Managua no existe. Ya no florecerá. Pedro Rafael Gutiérrez acertó con su “Réquiem” y Horacio Ruiz lo mismo con su ensayo del juicio final. Puerto Príncipe tampoco consta en su accidentada geografía, salvo el amor de las haitianas renuentes a decir NO en la cama y la capacidad física de poder de sus coterráneos, fenómenos “querendoso” que los ha llevado a reproducirse tanto.

Las similitudes afloran: Haití con Duvallier, y Nicaragua con Somoza. En simultáneas épocas. Nicaragua y Haití víctimas de las intervenciones extranjeras con un punto de origen severamente lastimado. Viendo las fotografías de los respectivos éxodos, solamente la forma los distingue. La migración fuera de Managua puesta en el ayer por la exploración de “un futuro mejor” fue a través de las vías asfaltadas mediocremente o por los caminos improvisados. Camiones cargados de los enseres redimidos. En las fotografías de Haití, hermana a punto de completarse gemela en el dolor, la diáspora ocurrió no obstante el temperamento inestable del mar. Entre vientos y olas, cientos de barquitos con capitanes listos para el riesgo en tránsito al nuevo norte.

No faltaron tampoco los sueños alentados por las promesas llenas de falsedad de los gobernantes de turno. Llegaron a decir que Managua sería “la mejor capital de Centroamérica”. Revisada con planos arquitectónicos emanados de la sabiduría estética y estructural de los superiores expertos de México y Japón. Los vimos en exposiciones llenas de fantasía. Mentiras…

A 40 años de distancia da vergüenza ver la miseria abrigada por los escombros intocados, dependiendo de un estornudo de la tierra. Todo se ha ido al fango de la politiquería corrupta.

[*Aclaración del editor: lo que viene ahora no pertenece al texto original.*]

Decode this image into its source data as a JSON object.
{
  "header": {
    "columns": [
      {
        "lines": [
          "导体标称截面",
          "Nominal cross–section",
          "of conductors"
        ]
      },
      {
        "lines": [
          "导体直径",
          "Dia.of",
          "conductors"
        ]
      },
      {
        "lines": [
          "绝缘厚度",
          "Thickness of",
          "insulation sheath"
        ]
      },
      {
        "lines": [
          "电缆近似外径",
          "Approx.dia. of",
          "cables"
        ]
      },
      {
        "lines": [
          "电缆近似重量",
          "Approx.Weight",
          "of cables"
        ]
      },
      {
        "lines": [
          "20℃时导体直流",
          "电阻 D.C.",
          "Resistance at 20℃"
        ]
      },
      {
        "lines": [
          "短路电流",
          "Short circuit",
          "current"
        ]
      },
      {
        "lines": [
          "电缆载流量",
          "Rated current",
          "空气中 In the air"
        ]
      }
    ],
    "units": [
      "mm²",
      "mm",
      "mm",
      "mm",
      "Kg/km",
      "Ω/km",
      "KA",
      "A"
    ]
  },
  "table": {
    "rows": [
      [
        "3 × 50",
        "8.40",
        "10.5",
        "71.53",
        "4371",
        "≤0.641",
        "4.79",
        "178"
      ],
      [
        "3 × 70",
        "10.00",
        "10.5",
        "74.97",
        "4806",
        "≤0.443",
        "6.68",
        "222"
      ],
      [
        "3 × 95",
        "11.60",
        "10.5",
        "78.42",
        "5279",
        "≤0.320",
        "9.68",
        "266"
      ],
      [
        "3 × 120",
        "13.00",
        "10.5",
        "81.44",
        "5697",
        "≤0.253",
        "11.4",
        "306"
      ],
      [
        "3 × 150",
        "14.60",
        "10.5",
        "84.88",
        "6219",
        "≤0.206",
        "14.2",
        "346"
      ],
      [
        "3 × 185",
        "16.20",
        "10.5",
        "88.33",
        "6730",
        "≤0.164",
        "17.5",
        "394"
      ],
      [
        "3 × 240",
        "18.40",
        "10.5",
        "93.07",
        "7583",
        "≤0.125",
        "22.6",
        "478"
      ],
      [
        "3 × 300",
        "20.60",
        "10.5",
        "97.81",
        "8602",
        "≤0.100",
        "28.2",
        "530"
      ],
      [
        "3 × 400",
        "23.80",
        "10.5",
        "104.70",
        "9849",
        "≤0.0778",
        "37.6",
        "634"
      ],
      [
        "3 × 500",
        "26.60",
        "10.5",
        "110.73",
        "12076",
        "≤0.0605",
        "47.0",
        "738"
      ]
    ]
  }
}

Se dice que Puerto Príncipe sobrevivirá. Será mejor. Idéntico optimismo… Se dice que en 10 años cuidado Haití se convierte en una perla del Caribe, restaurado por la generosidad internacional. Lo cierto es que el corazón del mundo está roto y que el olvido puede ser un instrumento nocivo para que todo quede envuelto en el frágil paquete de las ilusiones.



El autor es periodista

COMENTARIOS

  1. Aaron Downs
    Hace 17 años

    En lo único que no hay ni habrá simetría con Haití, Joaquín Absalón, es que allí son negritos, negritos de verdad, se ven azules y morados. Y aquí estamos mezclados, desde negros blancos como vos, hasta negros morados en la costa caribe y en Bello Horizonte. En Nicaragua tenemos desde el blanco chele, hasta el morado, en una ensalada de razas. Y si se convierte Haití en perla, en perla negra será. A menos que se queden los gringos una temporadita por allá y la vayan blanqueando.

  2. caitudo confundido
    Hace 17 años

    Hombé; yo no se para quien escribe mi recordado amigo Pastorita cada vez que lo hace. Usa un lenguaje donde mezcla jerga de filosofia griega, de medicina, de ciencia ficcion y otras mezcolanzas que yo creo son unos poquitos los que pueden «descifrarlo». El proof reader, o corrector de pruebas de la Prensa, no hace su trabajo, pues debiera meterle machete a esos articulos tan enredados si la verdadera finalidad es ganar acceso a mas lectores. Por ahora, dejemos que Pastorita se lea el solo.

  3. Bien escrito
    Hace 17 años

    El articulo esta bien escrito, delicioso para leer. Lo felicito. gracias!